Other useful terms in the context of language models and beyond
Attention Mechanism – A component of neural networks that allows the model to focus on specific parts of the input sequence when generating output. In the context of language models, it helps the model to weigh the importance of different words in a sentence, enabling it to capture long-range dependencies and improve performance on tasks like translation and text generation.
Backpropagation – Training algorithm for neural networks where the error is calculated and propagated backwards through the network to update the weights. This process helps minimise the loss function by adjusting the weights based on the gradient of the loss function with respect to each weight.
Corpus – A large and structured set of texts used for training language models. It is the primary data source from which the model learns linguistic patterns, vocabulary, grammar, and context.
Embedding – Numerical representation of words or phrases in a continuous vector space. This representation captures semantic relationships between words, allowing the model to process and understand language more effectively. Word embeddings map similar words to similar vector representations.
Fine-Tuning – Process of taking a pre-trained model and adjusting its parameters on a smaller, task-specific dataset. This allows the model to adapt to specific applications and improve performance on particular tasks, leveraging the general knowledge gained during pre-training.

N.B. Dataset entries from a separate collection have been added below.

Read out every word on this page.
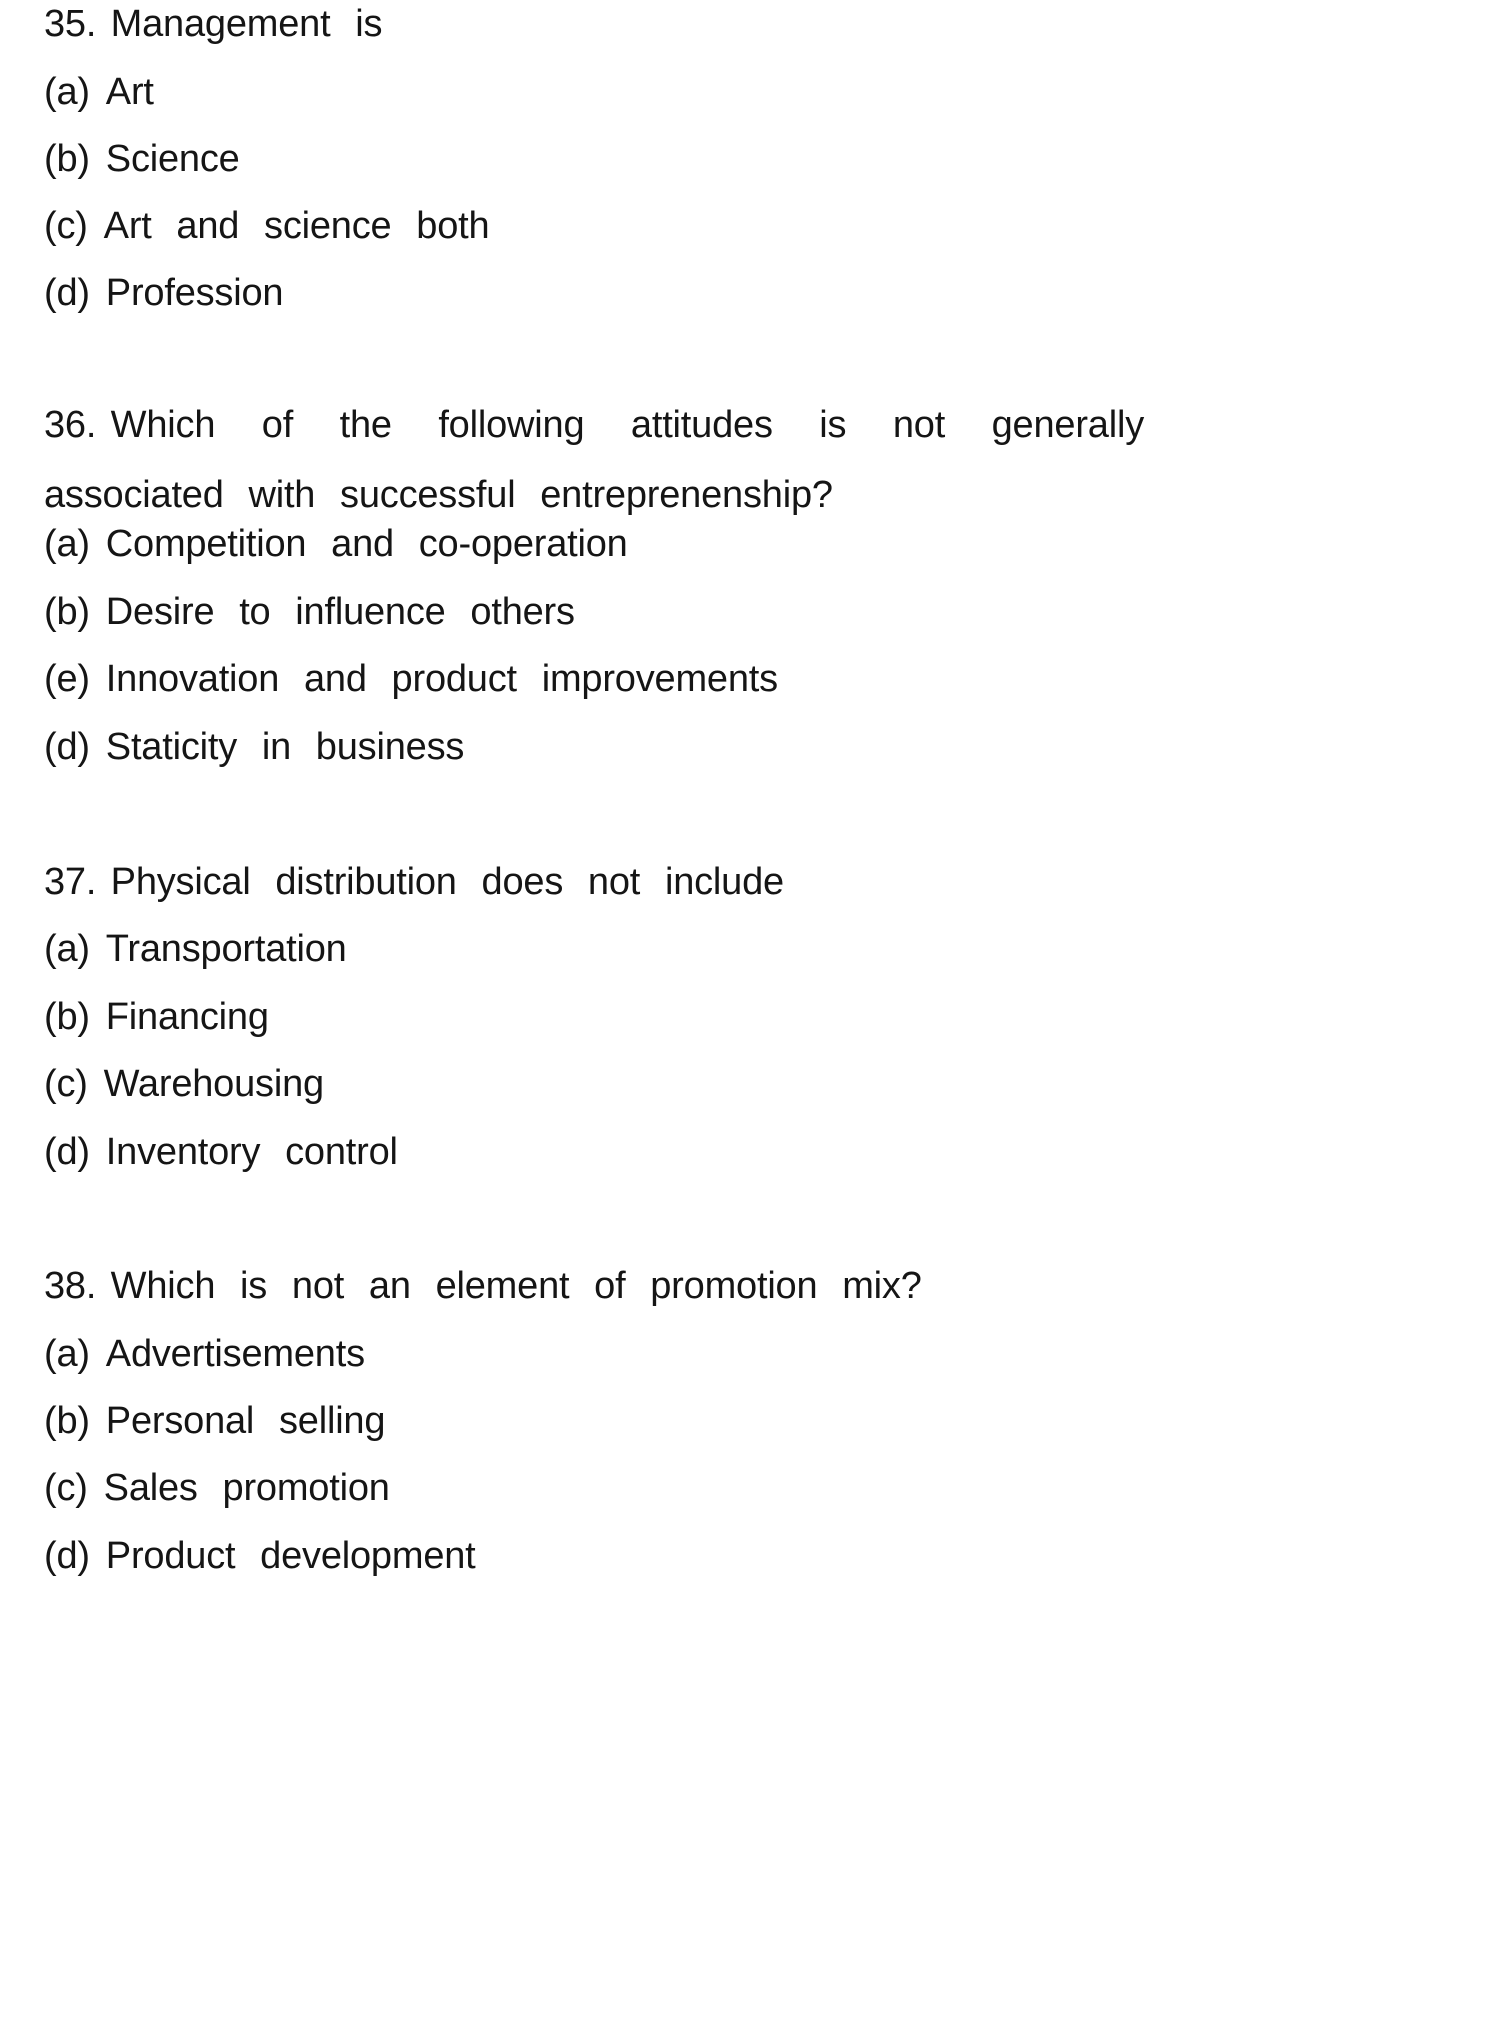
35. Management is
(a) Art
(b) Science
(c) Art and science both
(d) Profession
36. Which of the following attitudes is not generally associated with successful entreprenenship?
(a) Competition and co-operation
(b) Desire to influence others
(e) Innovation and product improvements
(d) Staticity in business
37. Physical distribution does not include
(a) Transportation
(b) Financing
(c) Warehousing
(d) Inventory control
38. Which is not an element of promotion mix?
(a) Advertisements
(b) Personal selling
(c) Sales promotion
(d) Product development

GPU (Graphics Processing Unit) – Specialized hardware device designed for parallel processing, which accelerates the training and inference of neural networks. GPUs are particularly effective for handling the large-scale computations required by deep learning models.
Loss Function – Measures the difference between the model's predictions and the actual values. It quantifies the model's performance and guides the optimisation process during training by providing a metric to minimise through backpropagation.
Neural Network Architecture – Refers to the structure and design of the layers and connections within a neural network. This includes the number and types of layers (e.g., convolutional, recurrent, transformer), the connectivity pattern, and other hyperparameters that define the model's complexity and capabilities.
Perplexity - Is a metric used to evaluate language models. It measures how well a model predicts a sample and is defined as the exponential of the average log-likelihood of the test set. Lower perplexity indicates better performance, meaning the model is more confident in its predictions.
Pre-Training – Is the process of training a model on a large, general-purpose dataset before fine-tuning it on a smaller, task-specific dataset. This approach allows the model to learn a broad set of features and patterns that can be adapted to various tasks through fine-tuning.
Zero-shot Learning – Some models can perform tasks without having been explicitly trained on them. The model leverages its general knowledge to predict unseen data or tasks by understanding the relationships between known and unknown concepts.
Tokenisation – Process of breaking down the text into smaller units called tokens, which can be words, subwords, or characters. These tokens are the basic input units for language models, allowing them to process and generate text.
TPU (Tensor Processing Unit) – Specialized hardware accelerator designed by Google specifically for running machine learning workloads. TPUs are optimised for high-performance computation and efficient training of large-scale neural networks.
Transformer Model – A neural network architecture that uses self-attention mechanisms to process input sequences in parallel rather than sequentially. It has become the foundation for many state-of-the-art language models due to its efficiency and ability to capture complex dependencies in the data.